Zum einen scheint hier das Geburtsdatum keine so große Bedeutung zu haben. Teilweise wussten die Väter nicht das genaue Alter der Kinder. In Gesprächen wurde mir dann vermittelt, dass das Geburtsdatum wohl wichtig wäre, aber oft nicht bekannt- oder nur geschätzt sei, wenn die Eltern über keinen entsprechenden Bildungsstatus verfügen- in diesem Falle Analphabeten sind. Auch kam mir so vor, als würde das Geburtsmonat vernachlässigt werden. So gilt zum Beispiel ein Junge, welcher im Okt. 2009 geboren ist, bereits heute als 10- jährig. Dies war auch ein Irrglaube- es handelt sich um keine landesinterne Regel, sondern „lediglich“ um immer wiederkehrende Rechenfehler.

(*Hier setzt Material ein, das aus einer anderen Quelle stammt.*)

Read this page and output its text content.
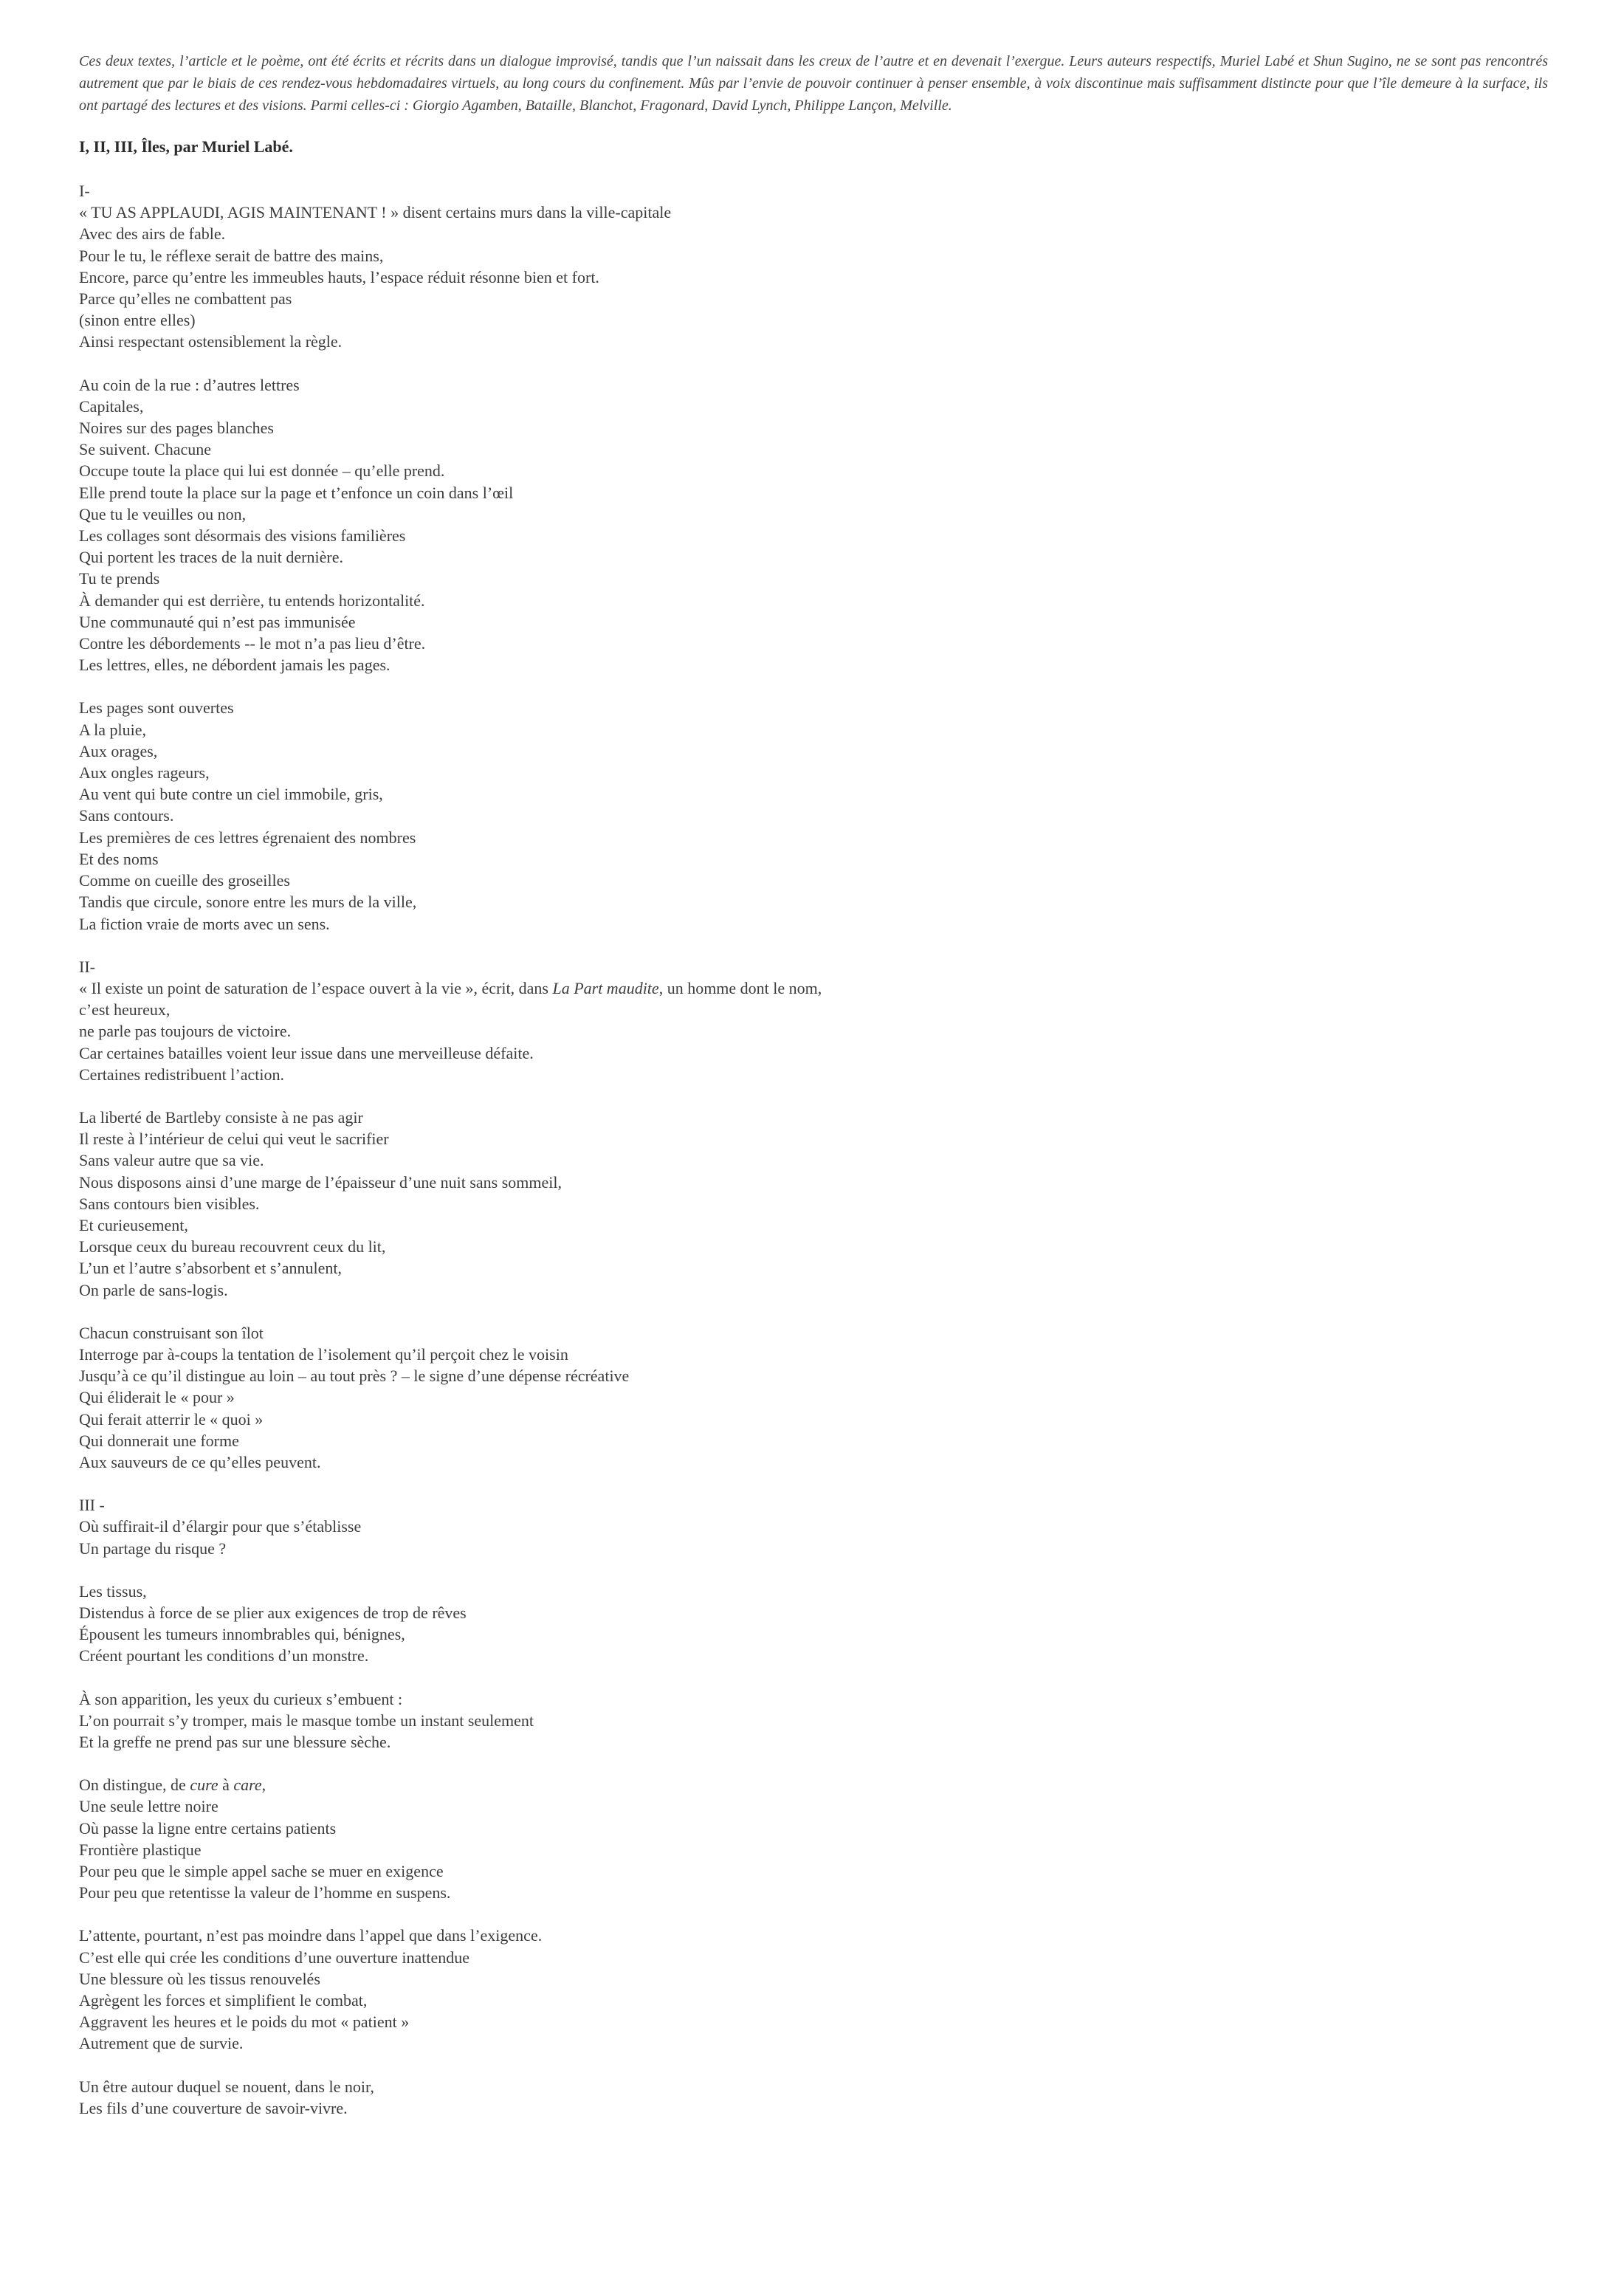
Ces deux textes, l’article et le poème, ont été écrits et récrits dans un dialogue improvisé, tandis que l’un naissait dans les creux de l’autre et en devenait l’exergue. Leurs auteurs respectifs, Muriel Labé et Shun Sugino, ne se sont pas rencontrés autrement que par le biais de ces rendez-vous hebdomadaires virtuels, au long cours du confinement. Mûs par l’envie de pouvoir continuer à penser ensemble, à voix discontinue mais suffisamment distincte pour que l’île demeure à la surface, ils ont partagé des lectures et des visions. Parmi celles-ci : Giorgio Agamben, Bataille, Blanchot, Fragonard, David Lynch, Philippe Lançon, Melville.

I, II, III, Îles, par Muriel Labé.
I-
« TU AS APPLAUDI, AGIS MAINTENANT ! » disent certains murs dans la ville-capitale
Avec des airs de fable.
Pour le tu, le réflexe serait de battre des mains,
Encore, parce qu’entre les immeubles hauts, l’espace réduit résonne bien et fort.
Parce qu’elles ne combattent pas
(sinon entre elles)
Ainsi respectant ostensiblement la règle.
Au coin de la rue : d’autres lettres
Capitales,
Noires sur des pages blanches
Se suivent. Chacune
Occupe toute la place qui lui est donnée – qu’elle prend.
Elle prend toute la place sur la page et t’enfonce un coin dans l’œil
Que tu le veuilles ou non,
Les collages sont désormais des visions familières
Qui portent les traces de la nuit dernière.
Tu te prends
À demander qui est derrière, tu entends horizontalité.
Une communauté qui n’est pas immunisée
Contre les débordements -- le mot n’a pas lieu d’être.
Les lettres, elles, ne débordent jamais les pages.
Les pages sont ouvertes
A la pluie,
Aux orages,
Aux ongles rageurs,
Au vent qui bute contre un ciel immobile, gris,
Sans contours.
Les premières de ces lettres égrenaient des nombres
Et des noms
Comme on cueille des groseilles
Tandis que circule, sonore entre les murs de la ville,
La fiction vraie de morts avec un sens.
II-
« Il existe un point de saturation de l’espace ouvert à la vie », écrit, dans La Part maudite, un homme dont le nom,
c’est heureux,
ne parle pas toujours de victoire.
Car certaines batailles voient leur issue dans une merveilleuse défaite.
Certaines redistribuent l’action.
La liberté de Bartleby consiste à ne pas agir
Il reste à l’intérieur de celui qui veut le sacrifier
Sans valeur autre que sa vie.
Nous disposons ainsi d’une marge de l’épaisseur d’une nuit sans sommeil,
Sans contours bien visibles.
Et curieusement,
Lorsque ceux du bureau recouvrent ceux du lit,
L’un et l’autre s’absorbent et s’annulent,
On parle de sans-logis.
Chacun construisant son îlot
Interroge par à-coups la tentation de l’isolement qu’il perçoit chez le voisin
Jusqu’à ce qu’il distingue au loin – au tout près ? – le signe d’une dépense récréative
Qui éliderait le « pour »
Qui ferait atterrir le « quoi »
Qui donnerait une forme
Aux sauveurs de ce qu’elles peuvent.
III -
Où suffirait-il d’élargir pour que s’établisse
Un partage du risque ?
Les tissus,
Distendus à force de se plier aux exigences de trop de rêves
Épousent les tumeurs innombrables qui, bénignes,
Créent pourtant les conditions d’un monstre.
À son apparition, les yeux du curieux s’embuent :
L’on pourrait s’y tromper, mais le masque tombe un instant seulement
Et la greffe ne prend pas sur une blessure sèche.
On distingue, de cure à care,
Une seule lettre noire
Où passe la ligne entre certains patients
Frontière plastique
Pour peu que le simple appel sache se muer en exigence
Pour peu que retentisse la valeur de l’homme en suspens.
L’attente, pourtant, n’est pas moindre dans l’appel que dans l’exigence.
C’est elle qui crée les conditions d’une ouverture inattendue
Une blessure où les tissus renouvelés
Agrègent les forces et simplifient le combat,
Aggravent les heures et le poids du mot « patient »
Autrement que de survie.
Un être autour duquel se nouent, dans le noir,
Les fils d’une couverture de savoir-vivre.
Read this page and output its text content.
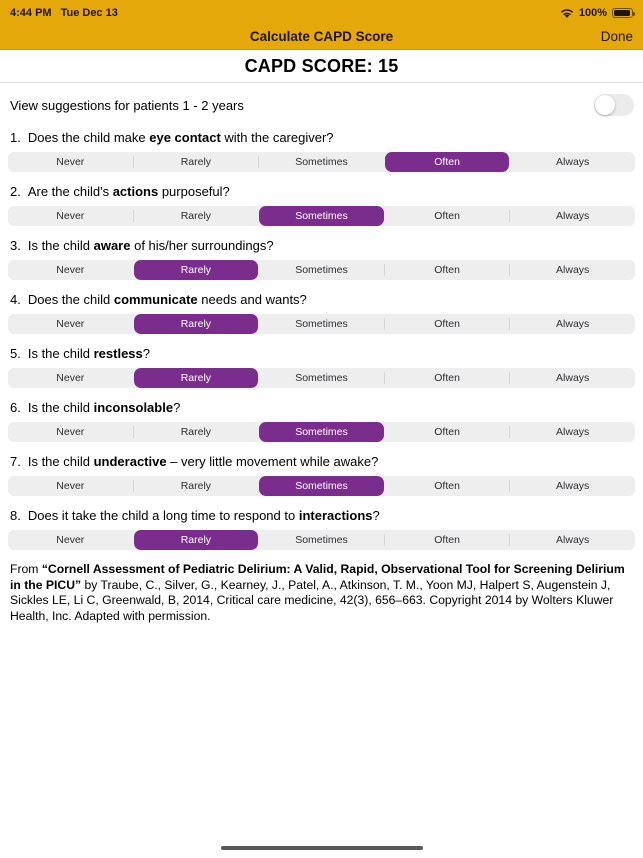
4:44 PM Tue Dec 13	100%
Calculate CAPD Score	Done
CAPD SCORE: 15
View suggestions for patients 1 - 2 years
1. Does the child make eye contact with the caregiver?
Never	Rarely	Sometimes	Often	Always
2. Are the child's actions purposeful?
Never	Rarely	Sometimes	Often	Always
3. Is the child aware of his/her surroundings?
Never	Rarely	Sometimes	Often	Always
4. Does the child communicate needs and wants?
Never	Rarely	Sometimes	Often	Always
5. Is the child restless?
Never	Rarely	Sometimes	Often	Always
6. Is the child inconsolable?
Never	Rarely	Sometimes	Often	Always
7. Is the child underactive – very little movement while awake?
Never	Rarely	Sometimes	Often	Always
8. Does it take the child a long time to respond to interactions?
Never	Rarely	Sometimes	Often	Always

From “Cornell Assessment of Pediatric Delirium: A Valid, Rapid, Observational Tool for Screening Delirium in the PICU” by Traube, C., Silver, G., Kearney, J., Patel, A., Atkinson, T. M., Yoon MJ, Halpert S, Augenstein J, Sickles LE, Li C, Greenwald, B, 2014, Critical care medicine, 42(3), 656–663. Copyright 2014 by Wolters Kluwer Health, Inc. Adapted with permission.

Dass öffentlich nicht über Liebe und Sexualität gesprochen wird, war mir bewusst. So war ich „überrascht“, dass der Arzt, als die jungen Damen visitiert wurden (11-13 Jahre), anmerkte, dass Bauchschmerzen, Schwindelgefühl, …auch auf die hormonelle Umstellung und eventuelles Einsetzen der Menstruation zurückzuführen sei. Dies konnte aber nicht besprochen werden, wenn die Mädchen von ihren Vätern begleitet wurden. Prinzipiell scheint diese „öffentliche Visite“ im Allgemeinen kein geeigneter Rahmen für solche Gespräche zu sein.

Sehr positiv ist mir aufgefallen, dass auch sprachlich stark beeinträchtigte/ stumme, oder (fast) taube Kinder selbstverständlich mitunterrichtet werden, genauso wie Kinder mit anderen geistigen und körperlichen Behinderungen. Leider war dieses Mal keine Zeit, um direkt nach der Behandlung, „Fördermöglichkeiten“, bisherigen Therapie, oder allgemeinem Umgang mit Menschen mit Beeinträchtigungen zu fragen.

Umso mehr freue ich mich schon sehr auf das nächste Health Camp, um zu sehen, was sich bei den jungen Patienten verändert hat, ob die Behandlungen gefruchtet haben, um weiter Diagnosetechniken erlernen zu können und Antwort auf eine Vielzahl an kulturell- medizinisch- soziologischen Fragen zu erhalten.